As RFID tags are introduced into the supply chain, I feel it will become necessary to have RFID event agents at the edge processing the fine-grain raw RFID data into meaningful events.

Lets look at the example of a shipment of toys from Hong Kong as it makes its way to a Palo Alto based toy store. The Hong Kong based manufacture packages dozens of items per case, and then puts thousands of cases into a shipping container for export. At every checkpoint or supply chain transition, the shipment would generate tens if not hundreds of thousands of RFID events.

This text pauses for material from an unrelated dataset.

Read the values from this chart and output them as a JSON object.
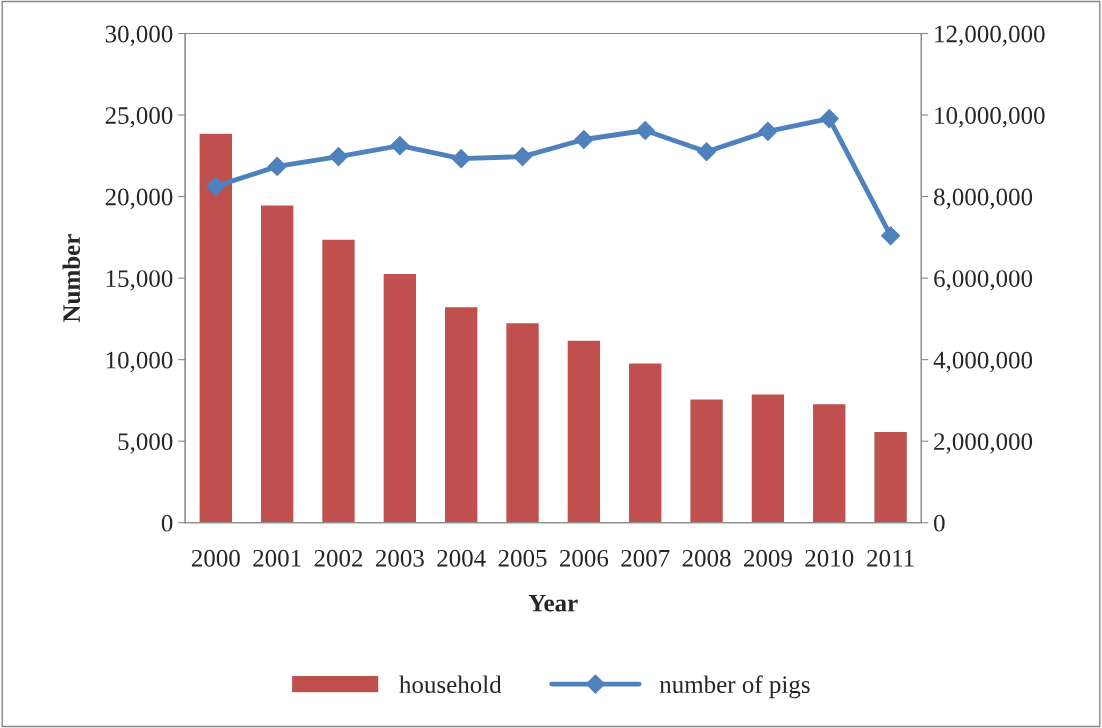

One of the things the use of RFID tags it supposed to provide is the reduction of merchandise lost due to theft or errors in loading/routing. This can only be detected by the absence of one or several RFID events. One solution for this would be a central server that receives all the fine grain RFID events and matches them with logical groupings of product RFID tags.

Another approach would be to build software/hardware agents that are associated with each logical product grouping: the cases, the shipping container, the ship, the store shelf etc. These agents would be aware it product?s RFID tags. It could produce consolidated or ?roll-up? events like: my items is completely accounted for, the following items are missing: x, y, ?, item x is moving to the next transaction state (e.g. the case is being unpacked, or a toy is being taken off the store shelf).

These agents would produce asynchronous real-time events as well as report consolidated events on demand. RFID readers could be programmed to receive either the raw RFID tag data or the RFID event agent events.

TIBCO’s Hawk application monitor provided a very similar service for application-level events in the financial networks that were designed by Reuters and its clients. Hawk agents would consolidate or roll-up application events so that that a single IT administrator could monitor an entire global trading infrastructure for a single desktop workstation.